Monday, May 17, 2010

Today in Awesomeness

Sam Lipsyte's new novel "The Ask" has been getting a lot of praise everywhere, and that's because it's a beautiful, hilarious, amazing and heartbreaking new book. I just finished it last night, in bed, still sick with some weird fluey thing. This part caught me by surprise...a rare meaning offering in a book which ardently resists the preachy. I'll share it here because it resonated so much with me. It's a conversation between the main character of the book, Milo, and his son.

I took a knee on the sidewalk, clasped Bernie by the shoulders.
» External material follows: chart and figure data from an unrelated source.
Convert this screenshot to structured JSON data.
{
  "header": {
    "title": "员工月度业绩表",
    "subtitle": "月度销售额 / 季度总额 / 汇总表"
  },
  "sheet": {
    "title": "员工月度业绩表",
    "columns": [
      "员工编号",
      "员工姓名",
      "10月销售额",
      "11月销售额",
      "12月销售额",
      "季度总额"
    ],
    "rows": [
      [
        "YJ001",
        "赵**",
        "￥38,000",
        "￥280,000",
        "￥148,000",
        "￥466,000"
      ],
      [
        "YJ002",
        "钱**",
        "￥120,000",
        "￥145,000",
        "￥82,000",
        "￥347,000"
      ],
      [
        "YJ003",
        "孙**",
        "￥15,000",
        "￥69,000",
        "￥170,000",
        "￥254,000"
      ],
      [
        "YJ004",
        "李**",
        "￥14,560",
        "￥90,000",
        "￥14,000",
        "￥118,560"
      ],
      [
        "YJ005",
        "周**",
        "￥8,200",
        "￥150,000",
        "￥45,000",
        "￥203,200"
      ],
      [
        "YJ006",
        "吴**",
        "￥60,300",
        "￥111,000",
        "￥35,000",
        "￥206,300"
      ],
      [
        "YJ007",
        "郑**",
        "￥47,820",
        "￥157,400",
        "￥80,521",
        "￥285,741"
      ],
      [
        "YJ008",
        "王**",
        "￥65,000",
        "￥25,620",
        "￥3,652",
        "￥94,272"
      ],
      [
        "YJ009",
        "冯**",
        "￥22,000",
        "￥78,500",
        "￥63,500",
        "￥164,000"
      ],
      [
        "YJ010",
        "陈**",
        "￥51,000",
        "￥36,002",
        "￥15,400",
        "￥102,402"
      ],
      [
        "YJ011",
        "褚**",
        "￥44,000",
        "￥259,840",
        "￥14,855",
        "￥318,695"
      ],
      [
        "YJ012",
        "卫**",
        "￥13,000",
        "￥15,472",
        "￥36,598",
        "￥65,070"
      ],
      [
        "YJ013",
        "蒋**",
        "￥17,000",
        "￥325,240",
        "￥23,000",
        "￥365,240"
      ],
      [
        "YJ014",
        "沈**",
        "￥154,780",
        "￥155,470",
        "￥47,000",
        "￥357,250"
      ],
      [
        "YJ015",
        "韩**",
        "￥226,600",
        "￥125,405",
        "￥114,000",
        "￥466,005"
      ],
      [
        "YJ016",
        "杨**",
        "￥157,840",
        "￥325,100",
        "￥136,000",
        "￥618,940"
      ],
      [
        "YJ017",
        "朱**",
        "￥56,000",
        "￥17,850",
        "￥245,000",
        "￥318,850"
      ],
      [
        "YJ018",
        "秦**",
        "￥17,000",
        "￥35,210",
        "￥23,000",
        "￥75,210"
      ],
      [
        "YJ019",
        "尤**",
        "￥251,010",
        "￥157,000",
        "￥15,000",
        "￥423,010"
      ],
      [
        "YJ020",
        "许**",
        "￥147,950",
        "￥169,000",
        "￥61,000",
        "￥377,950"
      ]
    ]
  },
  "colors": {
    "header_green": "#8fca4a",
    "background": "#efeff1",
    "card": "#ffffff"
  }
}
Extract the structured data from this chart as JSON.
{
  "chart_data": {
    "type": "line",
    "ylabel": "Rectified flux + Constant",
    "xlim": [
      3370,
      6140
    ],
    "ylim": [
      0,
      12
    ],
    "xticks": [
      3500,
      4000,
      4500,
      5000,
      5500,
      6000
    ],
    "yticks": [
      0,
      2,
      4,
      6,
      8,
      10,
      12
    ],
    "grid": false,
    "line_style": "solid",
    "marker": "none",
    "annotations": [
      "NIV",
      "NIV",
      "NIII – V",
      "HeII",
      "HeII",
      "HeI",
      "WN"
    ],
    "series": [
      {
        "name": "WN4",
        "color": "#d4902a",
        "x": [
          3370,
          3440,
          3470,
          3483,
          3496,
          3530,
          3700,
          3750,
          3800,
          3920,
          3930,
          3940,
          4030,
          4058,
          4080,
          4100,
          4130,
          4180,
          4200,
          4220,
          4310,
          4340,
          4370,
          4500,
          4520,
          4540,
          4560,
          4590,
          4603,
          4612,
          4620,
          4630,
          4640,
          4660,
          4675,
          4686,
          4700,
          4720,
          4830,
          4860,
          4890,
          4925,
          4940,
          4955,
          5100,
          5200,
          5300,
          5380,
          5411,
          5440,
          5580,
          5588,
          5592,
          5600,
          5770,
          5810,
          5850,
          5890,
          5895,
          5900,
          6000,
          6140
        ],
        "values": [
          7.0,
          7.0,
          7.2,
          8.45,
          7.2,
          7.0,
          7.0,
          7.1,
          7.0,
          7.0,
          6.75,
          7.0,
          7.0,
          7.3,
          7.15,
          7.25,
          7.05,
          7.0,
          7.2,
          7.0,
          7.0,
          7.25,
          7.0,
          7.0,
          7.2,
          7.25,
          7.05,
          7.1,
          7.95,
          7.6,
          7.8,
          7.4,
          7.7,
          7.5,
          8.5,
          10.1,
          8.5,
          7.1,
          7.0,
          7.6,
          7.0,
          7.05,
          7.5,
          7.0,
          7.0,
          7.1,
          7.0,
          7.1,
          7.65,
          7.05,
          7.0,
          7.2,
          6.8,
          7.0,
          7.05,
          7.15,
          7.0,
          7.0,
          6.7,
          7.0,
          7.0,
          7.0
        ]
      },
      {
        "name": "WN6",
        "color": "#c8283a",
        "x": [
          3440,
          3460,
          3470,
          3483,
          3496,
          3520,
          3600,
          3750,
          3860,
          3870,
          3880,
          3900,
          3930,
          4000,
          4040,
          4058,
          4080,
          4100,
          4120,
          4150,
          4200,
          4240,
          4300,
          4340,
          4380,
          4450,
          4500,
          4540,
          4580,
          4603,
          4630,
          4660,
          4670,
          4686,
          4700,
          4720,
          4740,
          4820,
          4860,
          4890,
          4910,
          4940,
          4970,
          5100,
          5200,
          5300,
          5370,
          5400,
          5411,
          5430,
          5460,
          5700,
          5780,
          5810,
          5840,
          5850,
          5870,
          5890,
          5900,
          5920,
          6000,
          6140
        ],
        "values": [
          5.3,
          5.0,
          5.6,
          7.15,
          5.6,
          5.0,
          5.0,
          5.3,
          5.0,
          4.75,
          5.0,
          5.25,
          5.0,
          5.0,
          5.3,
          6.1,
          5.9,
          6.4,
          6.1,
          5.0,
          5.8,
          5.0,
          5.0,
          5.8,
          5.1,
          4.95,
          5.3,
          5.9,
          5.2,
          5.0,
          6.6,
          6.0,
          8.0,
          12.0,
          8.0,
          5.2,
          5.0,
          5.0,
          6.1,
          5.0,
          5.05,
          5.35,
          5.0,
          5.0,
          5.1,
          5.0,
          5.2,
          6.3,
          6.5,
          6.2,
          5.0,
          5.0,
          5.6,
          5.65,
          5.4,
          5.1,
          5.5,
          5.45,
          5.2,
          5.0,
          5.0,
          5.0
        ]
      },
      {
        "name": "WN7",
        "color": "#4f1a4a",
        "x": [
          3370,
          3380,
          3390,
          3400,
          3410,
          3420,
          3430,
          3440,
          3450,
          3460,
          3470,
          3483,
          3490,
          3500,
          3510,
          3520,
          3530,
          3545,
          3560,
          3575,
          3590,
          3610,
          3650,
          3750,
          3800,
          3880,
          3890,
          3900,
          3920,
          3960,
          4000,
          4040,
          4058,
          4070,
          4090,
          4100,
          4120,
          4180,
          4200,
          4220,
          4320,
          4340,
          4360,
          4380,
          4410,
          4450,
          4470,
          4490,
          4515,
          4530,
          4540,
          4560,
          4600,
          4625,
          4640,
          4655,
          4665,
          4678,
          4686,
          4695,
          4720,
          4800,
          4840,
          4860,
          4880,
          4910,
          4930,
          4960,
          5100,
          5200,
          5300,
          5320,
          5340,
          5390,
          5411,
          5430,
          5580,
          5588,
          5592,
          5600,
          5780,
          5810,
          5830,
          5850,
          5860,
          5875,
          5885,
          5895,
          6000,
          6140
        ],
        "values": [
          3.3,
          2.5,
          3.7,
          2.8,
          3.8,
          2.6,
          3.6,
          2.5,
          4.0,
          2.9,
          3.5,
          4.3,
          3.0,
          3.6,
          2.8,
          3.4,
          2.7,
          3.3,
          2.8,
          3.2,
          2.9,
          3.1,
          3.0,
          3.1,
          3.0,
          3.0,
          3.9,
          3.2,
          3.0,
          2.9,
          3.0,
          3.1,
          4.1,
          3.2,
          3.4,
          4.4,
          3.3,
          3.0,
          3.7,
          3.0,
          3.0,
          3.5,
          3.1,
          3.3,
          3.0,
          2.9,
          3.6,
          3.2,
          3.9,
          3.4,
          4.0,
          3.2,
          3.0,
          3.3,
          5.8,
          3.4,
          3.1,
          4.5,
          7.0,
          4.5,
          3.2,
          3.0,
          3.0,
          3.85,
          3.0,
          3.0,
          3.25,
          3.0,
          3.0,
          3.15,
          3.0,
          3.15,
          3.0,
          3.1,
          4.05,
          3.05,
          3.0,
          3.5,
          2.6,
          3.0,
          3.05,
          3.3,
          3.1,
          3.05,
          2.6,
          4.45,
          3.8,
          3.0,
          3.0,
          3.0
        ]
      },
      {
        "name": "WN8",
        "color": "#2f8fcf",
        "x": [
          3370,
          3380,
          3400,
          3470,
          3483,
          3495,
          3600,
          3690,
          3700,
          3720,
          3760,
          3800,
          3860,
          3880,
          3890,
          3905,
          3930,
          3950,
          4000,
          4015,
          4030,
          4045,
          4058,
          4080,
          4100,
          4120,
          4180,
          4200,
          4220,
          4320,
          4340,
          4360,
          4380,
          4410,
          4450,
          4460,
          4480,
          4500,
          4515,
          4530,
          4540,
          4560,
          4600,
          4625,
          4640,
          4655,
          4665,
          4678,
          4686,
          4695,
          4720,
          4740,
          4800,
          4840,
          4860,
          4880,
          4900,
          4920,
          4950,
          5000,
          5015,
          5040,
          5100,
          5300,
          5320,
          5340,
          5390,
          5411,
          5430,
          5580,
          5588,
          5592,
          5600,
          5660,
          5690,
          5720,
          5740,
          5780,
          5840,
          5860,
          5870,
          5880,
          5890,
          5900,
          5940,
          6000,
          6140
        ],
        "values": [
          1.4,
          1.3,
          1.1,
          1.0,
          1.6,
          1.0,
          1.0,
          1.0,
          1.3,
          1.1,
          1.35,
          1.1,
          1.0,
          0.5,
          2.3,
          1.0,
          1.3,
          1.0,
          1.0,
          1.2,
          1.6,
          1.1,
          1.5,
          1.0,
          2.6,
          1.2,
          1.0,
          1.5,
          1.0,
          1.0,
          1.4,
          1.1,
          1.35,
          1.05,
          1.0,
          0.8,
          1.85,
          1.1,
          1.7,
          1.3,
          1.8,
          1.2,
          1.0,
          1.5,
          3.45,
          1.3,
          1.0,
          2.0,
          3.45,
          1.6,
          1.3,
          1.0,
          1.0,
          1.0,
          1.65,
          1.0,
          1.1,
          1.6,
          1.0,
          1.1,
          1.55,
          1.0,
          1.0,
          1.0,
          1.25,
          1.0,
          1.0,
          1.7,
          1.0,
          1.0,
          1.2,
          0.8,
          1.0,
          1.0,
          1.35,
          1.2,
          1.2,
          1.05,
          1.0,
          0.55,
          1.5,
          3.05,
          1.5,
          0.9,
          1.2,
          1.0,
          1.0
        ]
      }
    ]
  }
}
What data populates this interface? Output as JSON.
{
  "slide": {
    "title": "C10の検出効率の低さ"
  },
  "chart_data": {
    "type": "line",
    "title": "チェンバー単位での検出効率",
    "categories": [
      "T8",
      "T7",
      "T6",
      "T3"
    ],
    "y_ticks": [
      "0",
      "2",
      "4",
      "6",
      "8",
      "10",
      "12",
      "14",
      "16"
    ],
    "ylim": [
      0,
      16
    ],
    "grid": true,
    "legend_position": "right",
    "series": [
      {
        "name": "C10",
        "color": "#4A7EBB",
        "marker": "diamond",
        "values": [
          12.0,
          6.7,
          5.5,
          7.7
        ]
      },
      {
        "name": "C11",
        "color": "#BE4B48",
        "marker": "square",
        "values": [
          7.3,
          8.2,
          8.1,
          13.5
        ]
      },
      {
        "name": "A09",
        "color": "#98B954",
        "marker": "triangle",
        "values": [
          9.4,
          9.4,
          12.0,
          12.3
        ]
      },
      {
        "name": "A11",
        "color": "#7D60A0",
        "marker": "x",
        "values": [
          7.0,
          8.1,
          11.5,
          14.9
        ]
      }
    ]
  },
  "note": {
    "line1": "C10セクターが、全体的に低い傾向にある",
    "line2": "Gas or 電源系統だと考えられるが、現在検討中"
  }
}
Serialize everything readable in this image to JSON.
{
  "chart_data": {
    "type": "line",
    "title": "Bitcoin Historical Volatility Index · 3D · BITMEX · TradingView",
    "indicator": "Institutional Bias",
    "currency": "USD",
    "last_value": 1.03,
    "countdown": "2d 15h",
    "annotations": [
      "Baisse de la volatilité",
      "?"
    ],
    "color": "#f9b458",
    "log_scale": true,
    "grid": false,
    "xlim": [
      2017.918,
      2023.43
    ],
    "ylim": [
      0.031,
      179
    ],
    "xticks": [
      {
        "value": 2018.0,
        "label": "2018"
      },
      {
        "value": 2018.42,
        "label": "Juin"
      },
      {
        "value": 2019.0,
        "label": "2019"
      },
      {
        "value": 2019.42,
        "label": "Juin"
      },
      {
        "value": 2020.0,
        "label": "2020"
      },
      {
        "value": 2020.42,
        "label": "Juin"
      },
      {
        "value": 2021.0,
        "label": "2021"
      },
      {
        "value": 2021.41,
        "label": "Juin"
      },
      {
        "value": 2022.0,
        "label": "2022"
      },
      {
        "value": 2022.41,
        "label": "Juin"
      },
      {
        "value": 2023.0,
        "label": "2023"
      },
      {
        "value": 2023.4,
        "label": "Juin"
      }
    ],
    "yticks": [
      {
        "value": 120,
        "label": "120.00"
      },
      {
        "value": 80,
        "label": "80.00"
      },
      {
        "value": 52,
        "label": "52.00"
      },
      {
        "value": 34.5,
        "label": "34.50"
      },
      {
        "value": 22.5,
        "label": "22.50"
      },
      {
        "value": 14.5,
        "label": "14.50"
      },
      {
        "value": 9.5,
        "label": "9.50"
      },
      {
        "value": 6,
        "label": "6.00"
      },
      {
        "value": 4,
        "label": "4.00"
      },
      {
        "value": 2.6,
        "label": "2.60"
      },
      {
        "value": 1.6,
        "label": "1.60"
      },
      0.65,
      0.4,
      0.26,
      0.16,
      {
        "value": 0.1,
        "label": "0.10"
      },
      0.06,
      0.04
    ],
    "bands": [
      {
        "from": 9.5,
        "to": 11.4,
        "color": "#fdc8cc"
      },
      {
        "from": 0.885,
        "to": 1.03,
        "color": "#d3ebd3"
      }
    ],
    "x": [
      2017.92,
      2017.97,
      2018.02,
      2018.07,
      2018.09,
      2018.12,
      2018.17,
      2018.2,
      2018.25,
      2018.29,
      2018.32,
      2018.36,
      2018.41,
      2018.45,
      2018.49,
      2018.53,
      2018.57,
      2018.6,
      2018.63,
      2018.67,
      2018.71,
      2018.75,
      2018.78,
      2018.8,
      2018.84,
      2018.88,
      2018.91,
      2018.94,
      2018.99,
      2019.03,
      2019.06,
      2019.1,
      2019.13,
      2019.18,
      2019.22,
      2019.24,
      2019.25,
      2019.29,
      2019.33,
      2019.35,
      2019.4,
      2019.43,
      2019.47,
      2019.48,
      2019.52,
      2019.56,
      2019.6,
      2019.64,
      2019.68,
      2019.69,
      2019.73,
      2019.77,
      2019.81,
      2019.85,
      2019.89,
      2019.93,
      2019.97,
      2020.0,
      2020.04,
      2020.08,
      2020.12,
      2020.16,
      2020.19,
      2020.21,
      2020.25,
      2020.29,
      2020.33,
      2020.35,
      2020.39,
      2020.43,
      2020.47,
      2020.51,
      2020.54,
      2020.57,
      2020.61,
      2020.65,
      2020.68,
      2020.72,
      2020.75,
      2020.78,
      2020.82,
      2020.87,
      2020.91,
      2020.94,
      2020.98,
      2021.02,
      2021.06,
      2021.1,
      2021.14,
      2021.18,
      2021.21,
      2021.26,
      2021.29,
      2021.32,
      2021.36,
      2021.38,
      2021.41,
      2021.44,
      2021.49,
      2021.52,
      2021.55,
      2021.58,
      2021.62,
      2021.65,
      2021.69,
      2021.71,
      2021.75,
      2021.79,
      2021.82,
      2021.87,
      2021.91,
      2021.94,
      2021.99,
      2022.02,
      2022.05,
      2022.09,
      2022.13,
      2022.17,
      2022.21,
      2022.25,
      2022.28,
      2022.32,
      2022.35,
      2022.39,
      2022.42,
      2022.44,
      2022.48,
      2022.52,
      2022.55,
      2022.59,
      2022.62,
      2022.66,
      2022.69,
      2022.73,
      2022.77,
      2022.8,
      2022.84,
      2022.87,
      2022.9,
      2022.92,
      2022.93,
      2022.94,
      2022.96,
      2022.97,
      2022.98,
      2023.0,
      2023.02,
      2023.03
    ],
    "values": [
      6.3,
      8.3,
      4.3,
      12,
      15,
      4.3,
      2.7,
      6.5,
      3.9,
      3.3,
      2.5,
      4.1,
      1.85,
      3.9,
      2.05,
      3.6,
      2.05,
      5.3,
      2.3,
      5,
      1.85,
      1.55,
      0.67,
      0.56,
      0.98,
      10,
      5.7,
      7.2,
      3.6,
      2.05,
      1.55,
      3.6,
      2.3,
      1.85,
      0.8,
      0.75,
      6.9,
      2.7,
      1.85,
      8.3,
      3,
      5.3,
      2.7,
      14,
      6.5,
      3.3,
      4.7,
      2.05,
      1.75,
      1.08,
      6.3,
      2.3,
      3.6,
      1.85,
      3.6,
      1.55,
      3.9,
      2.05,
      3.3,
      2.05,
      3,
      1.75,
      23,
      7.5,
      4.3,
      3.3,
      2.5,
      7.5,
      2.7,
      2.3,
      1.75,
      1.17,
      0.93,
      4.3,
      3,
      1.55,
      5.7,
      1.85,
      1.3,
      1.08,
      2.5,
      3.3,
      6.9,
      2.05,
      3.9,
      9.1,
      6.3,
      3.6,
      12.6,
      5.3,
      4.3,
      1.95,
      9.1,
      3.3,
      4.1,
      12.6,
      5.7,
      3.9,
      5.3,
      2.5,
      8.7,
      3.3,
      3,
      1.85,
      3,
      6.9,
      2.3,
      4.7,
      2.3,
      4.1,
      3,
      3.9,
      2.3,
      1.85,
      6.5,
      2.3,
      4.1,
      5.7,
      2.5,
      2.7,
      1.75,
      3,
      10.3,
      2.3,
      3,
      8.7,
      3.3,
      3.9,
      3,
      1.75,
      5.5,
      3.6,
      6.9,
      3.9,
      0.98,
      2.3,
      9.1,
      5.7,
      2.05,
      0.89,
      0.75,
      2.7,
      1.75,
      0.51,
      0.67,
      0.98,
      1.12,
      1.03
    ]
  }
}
I'd seen fathers kneel like this in movies, standard posture for the rushed essentials, the Polonius rundown. A little too in love with itself, Don might judge the moment but that didn't diminish its necessity. Bernie might not understand what I told him today, but he would carry the words with him forever, and with them, me.
"Listen," I said.
"Yes, Daddy?"
"Squander it. Give it all away."
"Give what away? My toys?"
"No, yes, sure, your toys, too. Whatever it is. Squander it. Do you understand?"
"Not really."
"Don't save a little part of you inside yourself. Not even a scrap. It gets tainted in there. It rots."
"What does?"
"I can't explain right now. Someday you'll know..."


In the spirit of this passage, a part of me wants to give away the plot of the whole book, but you'll have to check it out here instead. What do I love about this passage? Oh, everything. I love Milo's self-conscious fathering. I love how everything adults say is lost in translation. I love the random stream-of-conscious writing Lipsyte attempts when writing the kid's character. I love that Milo is so bitter, and he knows it, and he wants it to stop but doesn't know how. I love the message of squandering it all, and I love the way it sounds like it might actually be a bad thing, and that that's because we've cast it as a bad thing, when it's really the greatest thing. I love how the moment pops out of nowhere, the way really important moments tend to always pop out of nowhere, and how it ends quickly because it's so rare for two human beings to ever have an epiphany on the same deep level at the exact same time.